Gelelim oyunun asıl önemli kısmı olan mekaniklerine. Başlarda hareket etmek ve nişan almak biraz garip gelse de bu durma çabuk alışıyorsunuz. Özellikle ilk aldığınız, plazma silahının tam olarak nişan aldığınız noktaya ateş etmemesinin bu duruma etkisi büyük. Çok geçmeden elinize taramalı tüfek, pompalı tüfek gibi standart FPS silahları geçiyor.
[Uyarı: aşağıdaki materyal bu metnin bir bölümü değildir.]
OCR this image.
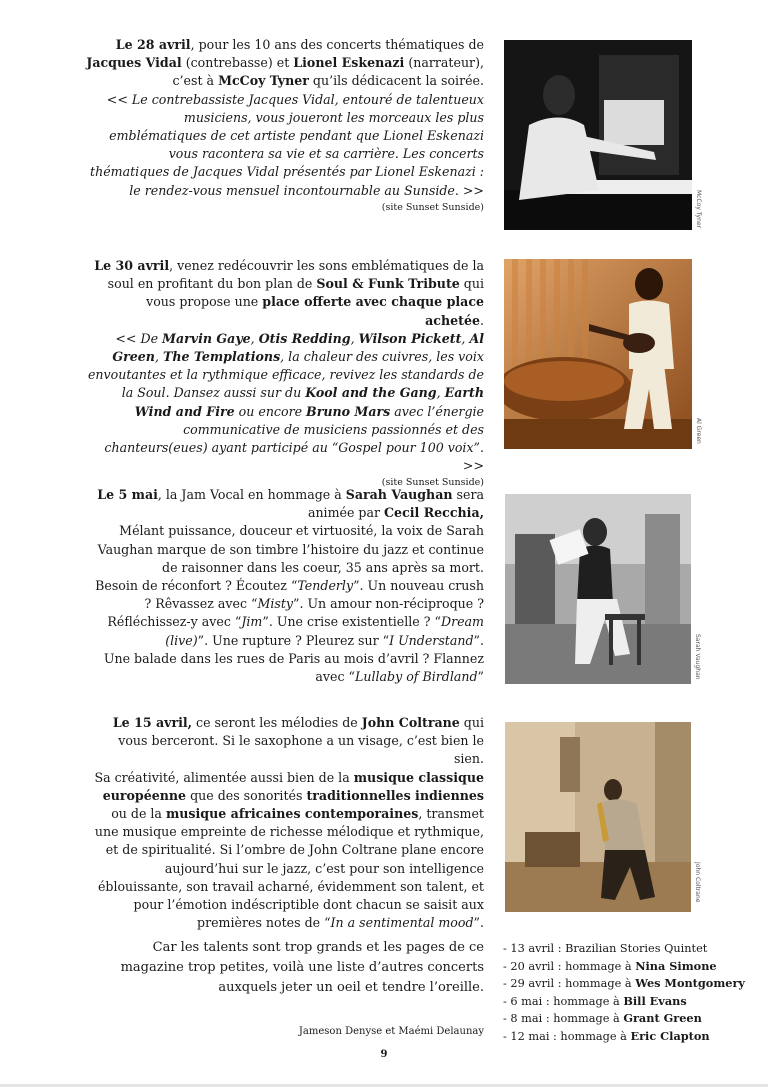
Le 28 avril, pour les 10 ans des concerts thématiques de Jacques Vidal (contrebasse) et Lionel Eskenazi (narrateur), c’est à McCoy Tyner qu’ils dédicacent la soirée.
<< Le contrebassiste Jacques Vidal, entouré de talentueux musiciens, vous joueront les morceaux les plus emblématiques de cet artiste pendant que Lionel Eskenazi vous racontera sa vie et sa carrière. Les concerts thématiques de Jacques Vidal présentés par Lionel Eskenazi : le rendez-vous mensuel incontournable au Sunside. >>
(site Sunset Sunside)	McCoy Tyner
Le 30 avril, venez redécouvrir les sons emblématiques de la soul en profitant du bon plan de Soul & Funk Tribute qui vous propose une place offerte avec chaque place achetée.
<< De Marvin Gaye, Otis Redding, Wilson Pickett, Al Green, The Templations, la chaleur des cuivres, les voix envoutantes et la rythmique efficace, revivez les standards de la Soul. Dansez aussi sur du Kool and the Gang, Earth Wind and Fire ou encore Bruno Mars avec l’énergie communicative de musiciens passionnés et des chanteurs(eues) ayant participé au “Gospel pour 100 voix”. >>
(site Sunset Sunside)
Al Green
Le 5 mai, la Jam Vocal en hommage à Sarah Vaughan sera animée par Cecil Recchia,
Mélant puissance, douceur et virtuosité, la voix de Sarah Vaughan marque de son timbre l’histoire du jazz et continue de raisonner dans les coeur, 35 ans après sa mort.
Besoin de réconfort ? Écoutez “Tenderly”. Un nouveau crush ? Rêvassez avec “Misty”. Un amour non-réciproque ? Réfléchissez-y avec “Jim”. Une crise existentielle ? “Dream (live)”. Une rupture ? Pleurez sur “I Understand”.
Une balade dans les rues de Paris au mois d’avril ? Flannez avec “Lullaby of Birdland”	Sarah Vaughan
Le 15 avril, ce seront les mélodies de John Coltrane qui vous berceront. Si le saxophone a un visage, c’est bien le sien.
Sa créativité, alimentée aussi bien de la musique classique européenne que des sonorités traditionnelles indiennes ou de la musique africaines contemporaines, transmet une musique empreinte de richesse mélodique et rythmique, et de spiritualité. Si l’ombre de John Coltrane plane encore aujourd’hui sur le jazz, c’est pour son intelligence éblouissante, son travail acharné, évidemment son talent, et pour l’émotion indéscriptible dont chacun se saisit aux premières notes de “In a sentimental mood”.
John Coltrane
Car les talents sont trop grands et les pages de ce magazine trop petites, voilà une liste d’autres concerts auxquels jeter un oeil et tendre l’oreille.
- 13 avril : Brazilian Stories Quintet
- 20 avril : hommage à Nina Simone
- 29 avril : hommage à Wes Montgomery
- 6 mai : hommage à Bill Evans
- 8 mai : hommage à Grant Green
- 12 mai : hommage à Eric Clapton
Jameson Denyse et Maémi Delaunay
9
Ama mermilerin çabuk bitmesi, hedef almanın zorluğu, silahların etkisizliği gibi etkenler yüzünden yakın ve orta mesafelerde plazma tabancası en etkili silah oluyor. Bir tek oyunun sonlarında bulabileceğiniz dürbünlü nişancı silahını aldığınız zaman işler değişiyor. Gerek yakın mesafede gerekse uzak mesafede çok etkili bir silah olduğu için merminiz oldukça bunu kullanmayı tercih edeceksinizdir. Bu silah ile her düşmanı tek bir atış ile öldürebiliyorsunuz, bu nedenle başka bir silaha gerek kalmıyor.
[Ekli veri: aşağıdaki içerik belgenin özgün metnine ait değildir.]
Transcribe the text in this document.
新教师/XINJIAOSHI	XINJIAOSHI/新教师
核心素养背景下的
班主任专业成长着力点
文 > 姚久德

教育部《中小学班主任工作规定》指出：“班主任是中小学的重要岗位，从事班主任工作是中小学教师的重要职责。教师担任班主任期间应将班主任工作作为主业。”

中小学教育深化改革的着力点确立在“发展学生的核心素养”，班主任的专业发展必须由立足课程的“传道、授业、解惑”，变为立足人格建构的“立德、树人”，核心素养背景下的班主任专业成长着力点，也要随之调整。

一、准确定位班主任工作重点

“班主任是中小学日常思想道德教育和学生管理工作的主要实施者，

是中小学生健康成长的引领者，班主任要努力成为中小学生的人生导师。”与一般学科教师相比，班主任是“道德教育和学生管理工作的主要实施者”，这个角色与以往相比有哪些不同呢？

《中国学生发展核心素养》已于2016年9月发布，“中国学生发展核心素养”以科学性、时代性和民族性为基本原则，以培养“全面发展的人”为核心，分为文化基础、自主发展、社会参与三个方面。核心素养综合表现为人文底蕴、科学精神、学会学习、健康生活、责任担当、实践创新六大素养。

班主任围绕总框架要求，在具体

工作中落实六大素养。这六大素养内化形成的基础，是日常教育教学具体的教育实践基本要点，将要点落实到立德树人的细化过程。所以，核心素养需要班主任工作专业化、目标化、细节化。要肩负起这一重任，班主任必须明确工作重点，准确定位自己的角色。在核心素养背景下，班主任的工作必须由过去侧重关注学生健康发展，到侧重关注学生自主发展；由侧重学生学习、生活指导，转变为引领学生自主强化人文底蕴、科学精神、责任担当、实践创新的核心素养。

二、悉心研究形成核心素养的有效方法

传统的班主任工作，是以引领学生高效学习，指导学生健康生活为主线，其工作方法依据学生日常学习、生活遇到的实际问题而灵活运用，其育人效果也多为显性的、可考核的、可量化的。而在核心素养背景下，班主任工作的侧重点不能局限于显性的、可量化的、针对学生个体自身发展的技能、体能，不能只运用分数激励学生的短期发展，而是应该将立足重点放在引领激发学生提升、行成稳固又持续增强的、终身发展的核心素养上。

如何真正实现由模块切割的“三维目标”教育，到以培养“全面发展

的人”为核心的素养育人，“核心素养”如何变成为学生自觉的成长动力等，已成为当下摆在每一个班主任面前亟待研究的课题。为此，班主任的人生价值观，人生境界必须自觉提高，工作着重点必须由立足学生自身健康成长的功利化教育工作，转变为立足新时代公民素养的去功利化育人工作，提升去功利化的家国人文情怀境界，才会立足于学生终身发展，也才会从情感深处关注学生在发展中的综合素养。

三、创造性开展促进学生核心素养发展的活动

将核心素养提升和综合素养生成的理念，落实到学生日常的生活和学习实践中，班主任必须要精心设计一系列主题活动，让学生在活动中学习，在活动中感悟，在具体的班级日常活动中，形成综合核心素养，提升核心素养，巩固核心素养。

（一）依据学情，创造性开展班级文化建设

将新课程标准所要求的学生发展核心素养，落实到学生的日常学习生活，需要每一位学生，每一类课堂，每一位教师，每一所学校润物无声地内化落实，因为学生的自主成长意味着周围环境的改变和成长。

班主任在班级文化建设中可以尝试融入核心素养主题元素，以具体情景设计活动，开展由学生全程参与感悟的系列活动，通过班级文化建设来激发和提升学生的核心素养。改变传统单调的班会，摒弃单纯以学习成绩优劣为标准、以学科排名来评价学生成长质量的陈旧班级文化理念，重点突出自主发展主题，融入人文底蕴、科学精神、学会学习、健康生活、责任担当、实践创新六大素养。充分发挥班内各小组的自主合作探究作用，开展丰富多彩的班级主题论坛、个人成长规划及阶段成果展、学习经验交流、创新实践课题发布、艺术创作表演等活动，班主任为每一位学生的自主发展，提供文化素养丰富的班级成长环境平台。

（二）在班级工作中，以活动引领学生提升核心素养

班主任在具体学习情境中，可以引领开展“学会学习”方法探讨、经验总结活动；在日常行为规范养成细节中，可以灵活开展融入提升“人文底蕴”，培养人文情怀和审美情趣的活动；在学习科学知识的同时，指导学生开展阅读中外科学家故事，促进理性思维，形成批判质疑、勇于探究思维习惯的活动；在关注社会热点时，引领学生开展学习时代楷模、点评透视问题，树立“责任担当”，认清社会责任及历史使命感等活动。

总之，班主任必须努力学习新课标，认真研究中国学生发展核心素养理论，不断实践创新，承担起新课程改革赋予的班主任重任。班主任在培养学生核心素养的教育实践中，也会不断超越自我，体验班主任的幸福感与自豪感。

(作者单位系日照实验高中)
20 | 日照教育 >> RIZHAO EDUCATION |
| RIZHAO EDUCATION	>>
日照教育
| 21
Daha önce de söylediğim gibi oyun otomatik olarak belli yerlerde kaydediliyor ve bunlar haricinde kayıt yapamıyorsunuz. Özellikle oyunun ortalarında bu kayıt noktalarının arası çok açılıyor ve bazı durumlarda epey can sıkabiliyor. Neyse ki zorluk seviyesi güzel ayarlanmış ve öldüğünüz zaman genelde sizin hatanız oluyor, oyuna çok fazla kızamıyorsunuz. Bu güzel ayarlanmış zorluk seviyesine düşmanların yapay zekası da dahil. Çılgın taktikler geliştirmeseler de siz düşmanlara ateş ederken sağa sola kaçıyorlar, şarjör değiştirirken saklanıyorlar. İsabet oranları da güzel ayarlanmış, çatışmalar genellikle heyecanlı geçiyor. Tabi her eski oyunda olduğu gibi burada da bazen düşman sizi görmeden köşeden kafanızı çıkararak onu vurmak mümkün olabiliyor.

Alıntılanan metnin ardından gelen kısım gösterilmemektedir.